While not the most original of concepts, using the instrumentals of a well known producer to showcase your own skills in the vocal booth is a method that has and will continue to get rappers over. It happens on mixtapes all the time but for this outing, Austin via Virginia Beach MC Ced Hughes has cherry picked a handful of the beats from RJD2’s most recent offering, “The Colossus”, to pay tribute to the former Def Jux man while hopefully making a little noise for himself.
This EP serves as both an introduction and a reintroduction for myself. I, like most, am more than familiar with the work of RJD2; former member of MHz and now with four solo albums to his name, he is one of hip-hop’s most recognised beatsmiths. I fell in love with his debut, “Deadringer” and it still gets plenty of play although I’ve not really given his following albums the listening time that they deserve. In fact “The Colossus” only lasted two or three spins before it found itself gathering dust next to several other forgotten albums.
I have to hold my hands up and say that I know very little about the rapper on display here. I tried to do a little research on Ced Hughes but Google was giving very little away except his twitter account, his area of residence and his website where you can help yourself to free downloads for all of his releases. Since I can’t give you too much information on the man, I guess I’d better get down to the music.
The album kicks off with “Let There Be Horns” and Ced wastes little time in ripping RJ’s brassy track of the same name to shreds:
“Okay computer, transmit through the medulla
Tell these simpletons ‘bow down’, I am they ruler
No nigga is cooler, word to penguin flipper
Sip from the big dipper that’s holding some cheap liquor
Niggas ain’t get the picture so I put it in a frame
Polished it with Windex then spray painted on my name
Like ‘BITCH!’, that’s me and don’t ever forget it
Now roll that weed up and don’t leave no stems in it…”
As an introduction to an MC that I don’t know, the choice of beat for the first track coupled with the delivery of the opening bars really got me open. Ced struck me as an instantly likeable MC; he has a warm vocal tone, oozes confidence on the microphone and can definitely flow.

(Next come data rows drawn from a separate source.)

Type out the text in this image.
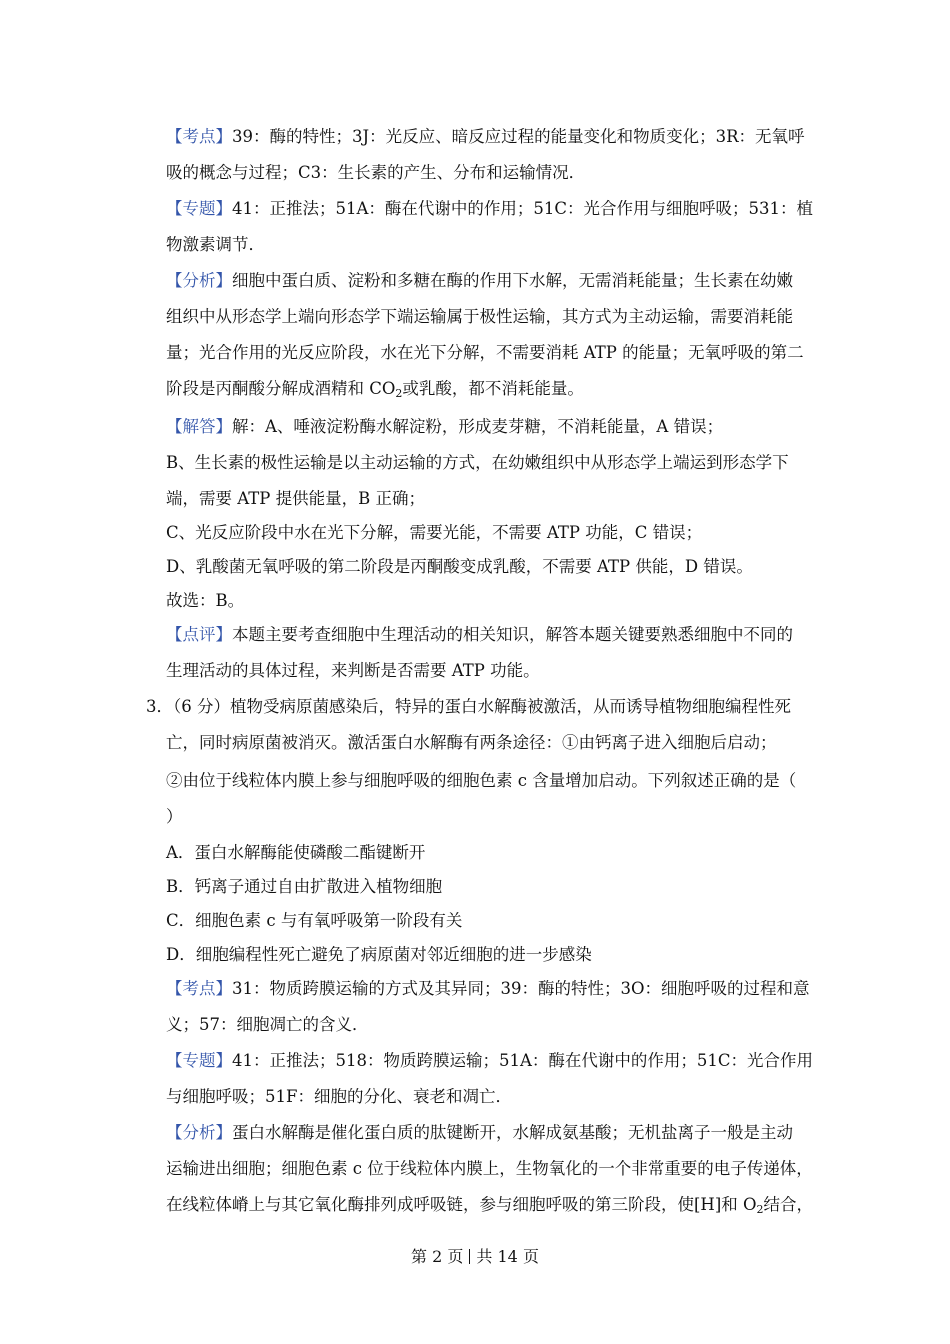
【考点】39：酶的特性；3J：光反应、暗反应过程的能量变化和物质变化；3R：无氧呼
吸的概念与过程；C3：生长素的产生、分布和运输情况．
【专题】41：正推法；51A：酶在代谢中的作用；51C：光合作用与细胞呼吸；531：植
物激素调节．
【分析】细胞中蛋白质、淀粉和多糖在酶的作用下水解，无需消耗能量；生长素在幼嫩
组织中从形态学上端向形态学下端运输属于极性运输，其方式为主动运输，需要消耗能
量；光合作用的光反应阶段，水在光下分解，不需要消耗 ATP 的能量；无氧呼吸的第二
阶段是丙酮酸分解成酒精和 $CO_2$或乳酸，都不消耗能量。
【解答】解：A、唾液淀粉酶水解淀粉，形成麦芽糖，不消耗能量，A 错误；
B、生长素的极性运输是以主动运输的方式，在幼嫩组织中从形态学上端运到形态学下
端，需要 ATP 提供能量，B 正确；
C、光反应阶段中水在光下分解，需要光能，不需要 ATP 功能，C 错误；
D、乳酸菌无氧呼吸的第二阶段是丙酮酸变成乳酸，不需要 ATP 供能，D 错误。
故选：B。
【点评】本题主要考查细胞中生理活动的相关知识，解答本题关键要熟悉细胞中不同的
生理活动的具体过程，来判断是否需要 ATP 功能。
3．（6 分）植物受病原菌感染后，特异的蛋白水解酶被激活，从而诱导植物细胞编程性死
亡，同时病原菌被消灭。激活蛋白水解酶有两条途径：①由钙离子进入细胞后启动；
②由位于线粒体内膜上参与细胞呼吸的细胞色素 c 含量增加启动。下列叙述正确的是（
）
A．蛋白水解酶能使磷酸二酯键断开
B．钙离子通过自由扩散进入植物细胞
C．细胞色素 c 与有氧呼吸第一阶段有关
D．细胞编程性死亡避免了病原菌对邻近细胞的进一步感染
【考点】31：物质跨膜运输的方式及其异同；39：酶的特性；3O：细胞呼吸的过程和意
义；57：细胞凋亡的含义．
【专题】41：正推法；518：物质跨膜运输；51A：酶在代谢中的作用；51C：光合作用
与细胞呼吸；51F：细胞的分化、衰老和凋亡．
【分析】蛋白水解酶是催化蛋白质的肽键断开，水解成氨基酸；无机盐离子一般是主动
运输进出细胞；细胞色素 c 位于线粒体内膜上，生物氧化的一个非常重要的电子传递体，
在线粒体嵴上与其它氧化酶排列成呼吸链，参与细胞呼吸的第三阶段，使[H]和 $O_2$结合，
第 2 页 共 14 页
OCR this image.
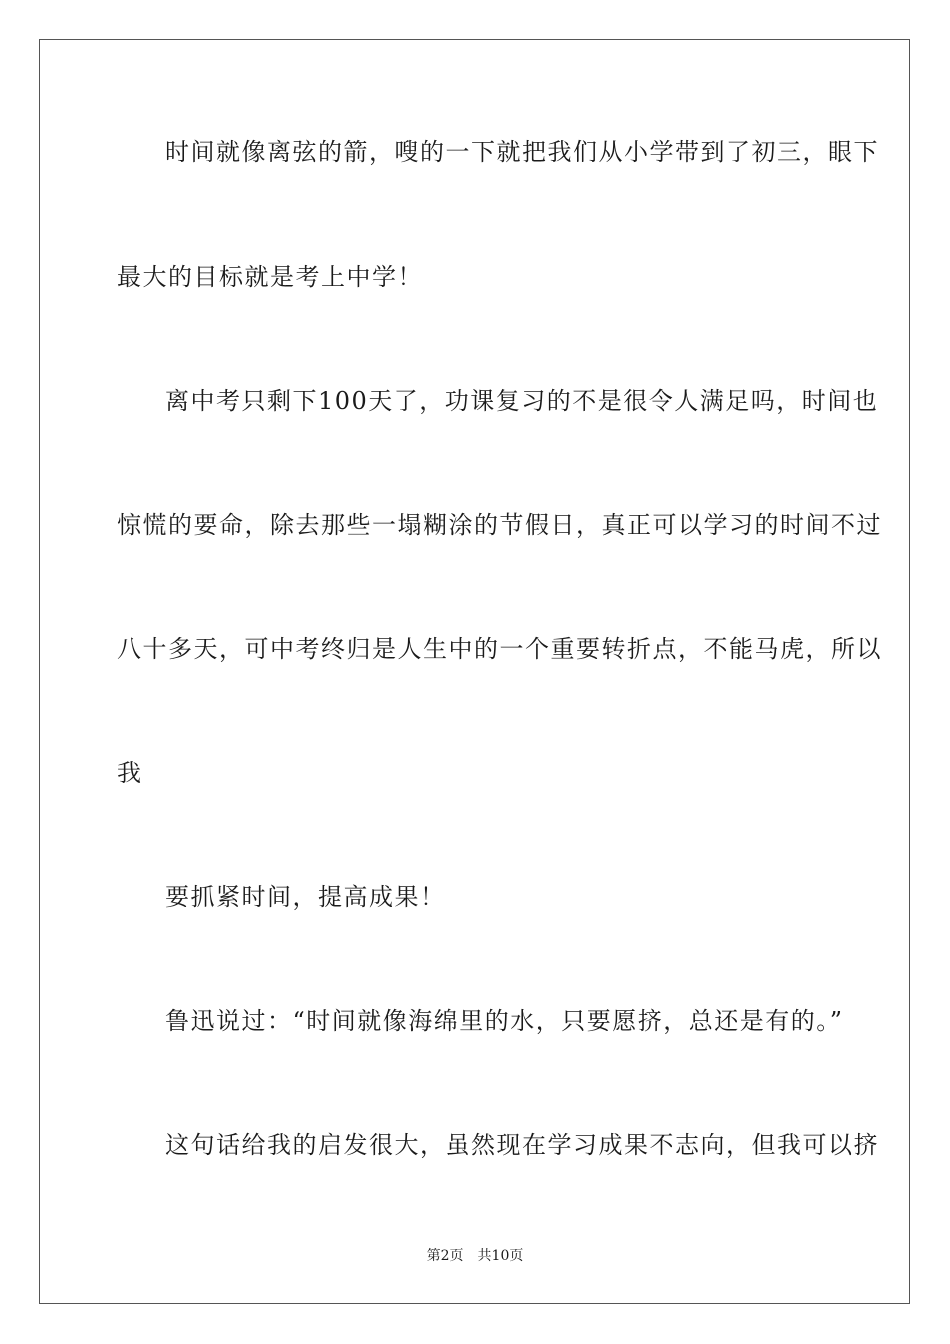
时间就像离弦的箭，嗖的一下就把我们从小学带到了初三，眼下
最大的目标就是考上中学！
离中考只剩下100天了，功课复习的不是很令人满足吗，时间也
惊慌的要命，除去那些一塌糊涂的节假日，真正可以学习的时间不过
八十多天，可中考终归是人生中的一个重要转折点，不能马虎，所以
我
要抓紧时间，提高成果！
鲁迅说过：“时间就像海绵里的水，只要愿挤，总还是有的。”
这句话给我的启发很大，虽然现在学习成果不志向，但我可以挤
第2页　共10页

The opening track is followed by “Tin Flower Astronauts” and “Table Crumbs” and Ced again displays a knack for comfortably riding RJD2’s unorthodox beats. RJD2 has produced a wide variety of musical treats over the years, some of which are almost perfect for an MC whereas others are almost too crazy to even comprehend somebody spitting over the top. It’s those crazy beats that Ced takes and he actually manages to make it work, most of the time anyway. On occasion the selected instrumental is almost too huge for the MC and he seems a little lost in the big brassy backdrop. It’s understandable though, RJD2 is known for getting way creative with his instrumentals and since this is billed as a tribute to RJ’s album then maybe it is fitting that the stage is equally shared between producer and MC. I’m a lyrics man so became an instant fan of the title track where Ced spits hard over RJD2’s “The Stranger”:
“Ced Colossus, rock the skin of an ostrich
And stick my belly out like ‘bitch, I’m on some boss shit’
You on some Lord Zedd, ol’ Doctor Claw shit
Trying to bring my downfall but stay catching losses’
That type of shit makes me nauseous
like walk into a party and ain’t shit there but sausage
Where the hell the broads at? The ones that hate bra straps
That wear white tees and can’t seem to stay not wet
Hold up, let’s have a moment of silence
While I peek your eyelids, titillate your iris
Then hijack ’em like pirates and sell ’em to the eyeless
So they can see what it looks like to be the flyest
All it takes is some glue and some pliers
for me to get busy like I’m Mr. MacGyver…”
This track in particular, along with “Let There Be Horns” and “Fresh Since ’85”, have really put me on to a genuinely dope MC. Although the RJD2 connection will get attention, I can see many leaving this album wanting to hear more from Ced, whose liquid flow should see more heads wake up to him. For such an experimental, albeit short, project, Ced Hughes is consistent enough throughout this seven track EP to warrant delving deeper into his catalogue of previous releases as I’ve got no doubt that there are some gems to uncover.